John Kerry muestra su fortaleza en primarias de estados del sur

Kerry, quien ya contaba con 1.362 delegados, sumó más de 400 en la última batalla clave de las primarias


TAMPA, EE.UU. | AFP

Los demócratas acudieron ayer a primarias en cuatro estados del sur de Estados Unidos, donde el virtual candidato, John Kerry, aprovechó estas consultas para tratar de quebrar la primacía republicana en esta región.

Kerry, senador por Massachusetts y héroe de la guerra de Vietnam, volvió a confirmar su supremacía en Florida, Louisiana, Mississippi y Texas, que aportaban 465 delegados para la Convención demócrata.

Al cierre de la consulta, las proyecciones indicaban que Kerry obtenía 77% de los votos en Florida, contra 10% para John Edwards. Howard Dean (ya retirado), Al Sharpton y Dennis Kucinich, aún en carrera, obtenían en conjunto un 8%.

En Texas, Kerry aventajaba a Edwards con 63% contra 19%; en Mississippi, la ventaja era de 74% contra 9%, y en Louisiana el senador por Massachusetts obtenía 62% contra 22% para su joven contrincante.

Kerry, de 60 años, contaba hasta ayer con 1.362 de los 2.162 delegados necesarios para obtener la investuidura presidencial del partido.

BASTION REPUBLICANO. Estas primarias dieron a Kerry una oportunidad de probar su predicamento en una región de 13 estados en la que Bush barrió cuatro años atrás y que Kerry parecía al principio dispuesto a desechar.

El sur supo ser un sólido bastión demócrata, y ningún candidato de este partido ganó la Casa Blanca en el último medio siglo sin el apoyo de al menos algunos estados de esta región.

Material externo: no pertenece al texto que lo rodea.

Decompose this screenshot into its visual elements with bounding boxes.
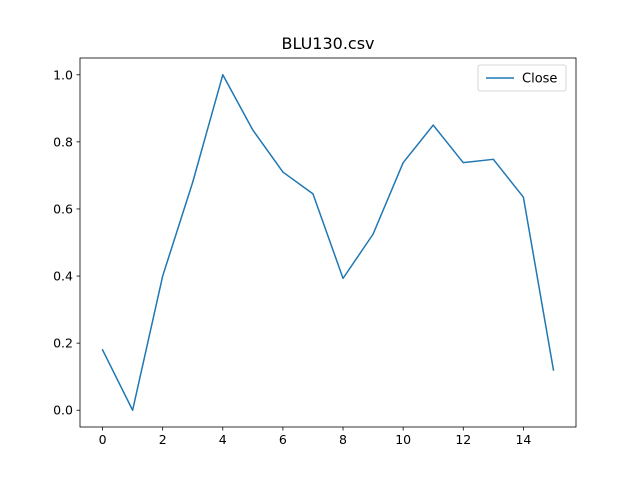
x-tick-label: 0 <box>99 432 107 447</box>
legend-label: Close <box>522 72 557 87</box>
axes-spines <box>79 57 577 428</box>
x-tick-label: 6 <box>279 432 287 447</box>
series-layer <box>101 74 555 411</box>
y-tick-label: 0.2 <box>53 336 73 351</box>
legend: Close <box>477 64 567 92</box>
y-tick-label: 0.4 <box>53 269 73 284</box>
plot-area <box>80 58 576 427</box>
series-line-close <box>101 74 555 411</box>
legend-box <box>477 64 567 92</box>
y-tick-label: 0.8 <box>53 134 73 149</box>
x-tick-label: 10 <box>395 432 411 447</box>
x-tick-label: 12 <box>455 432 471 447</box>
axis-frame <box>79 57 577 428</box>
y-tick-label: 0.6 <box>53 201 73 216</box>
x-tick-label: 8 <box>339 432 347 447</box>
y-tick-label: 0.0 <box>53 403 73 418</box>
x-axis: 0 2 4 6 8 10 12 14 <box>99 427 531 447</box>
x-tick-label: 2 <box>159 432 167 447</box>
y-tick-label: 1.0 <box>53 67 73 82</box>
y-axis: 0.0 0.2 0.4 0.6 0.8 1.0 <box>53 67 80 418</box>
x-tick-label: 4 <box>219 432 227 447</box>
x-tick-label: 14 <box>515 432 531 447</box>
chart-title: BLU130.csv <box>281 34 374 53</box>
plot-background <box>80 58 576 427</box>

Los republicanos irrumpieron en el sur bajo el presidente Ronald Reagan en 1980 y se fortalecieron. El ex vicepresidente demócrata Al Gore no logró el apoyo del sur en la carrera presidencial de 2000, perdiendo incluso en su estado de Tennessee.

Pero aunque los demócratas han perdido predicamento en temas que van desde el control de armas hasta el aborto, ven nuevas oportunidades en una región que busca recuperarse del colapso de su industria y del desempleo.

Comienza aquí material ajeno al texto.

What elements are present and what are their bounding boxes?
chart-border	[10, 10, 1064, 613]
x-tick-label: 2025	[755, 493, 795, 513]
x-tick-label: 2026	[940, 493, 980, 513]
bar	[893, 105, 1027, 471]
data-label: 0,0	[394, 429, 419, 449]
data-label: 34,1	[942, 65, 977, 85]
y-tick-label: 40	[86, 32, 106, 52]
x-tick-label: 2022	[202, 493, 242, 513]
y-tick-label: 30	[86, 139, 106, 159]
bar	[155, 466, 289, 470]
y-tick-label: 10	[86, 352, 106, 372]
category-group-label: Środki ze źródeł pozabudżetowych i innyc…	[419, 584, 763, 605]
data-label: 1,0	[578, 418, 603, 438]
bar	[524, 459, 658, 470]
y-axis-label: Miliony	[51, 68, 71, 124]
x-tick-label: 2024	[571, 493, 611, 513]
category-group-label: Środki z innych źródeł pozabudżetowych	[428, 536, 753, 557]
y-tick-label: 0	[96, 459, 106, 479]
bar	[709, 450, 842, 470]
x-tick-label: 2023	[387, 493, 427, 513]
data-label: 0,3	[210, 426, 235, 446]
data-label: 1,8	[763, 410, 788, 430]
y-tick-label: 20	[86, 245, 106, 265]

En su último acto en Tampa, Florida, Kerry insistió en su promesa de recuperar los tres millones de puestos de trabajo perdidos desde que los republicanos ingresaron a la Casa Blanca tres años atrás, así como evitar la transferencia de empleos estadounidenses a países extranjeros de costos más bajos, como India o China.

Dijo que para noviembre «dejaremos claro de que la única persona en Estados Unidos de América que merece ser despedida es George W. Bush».

CLAVE. Algunos analistas dicen que Florida, clave en la elección de Bush en 2000, es la mejor esperanza de los demócratas para volver a ganar en la región.

Susan MacManus, profesora de Ciencias Políticas en la Universidad del Sur de Florida en Tampa, dijo que este estado estaba dividido en forma pareja entre republicanos y demócratas.

Florida también es más cosmopolita que sus vecinos, y con una gran cantidad de personas que deciden jubilarse y residir en ese estado. Florida «no es como un estado sólido del sur. Es un crisol de estadounidenses», dijo MacManus.

Los demócratas aún se sienten incómodos por la forma en que los republicanos arrebataron la elección de 2000, que Bush ganó con un disputado margen de 537 votos en Florida, tras una serie de recuentos e impugnaciones que llegaron a la Suprema Corte.

Pero NacManus dijo que cualquier esperanza de que esa enconada elección pudiera vigorizar a los demócratas de Florida para los comicios de noviembre se esfumó en 2002, cuando Jeb Bush, hermano del presidente, ganó la reelección como gobernador del estado.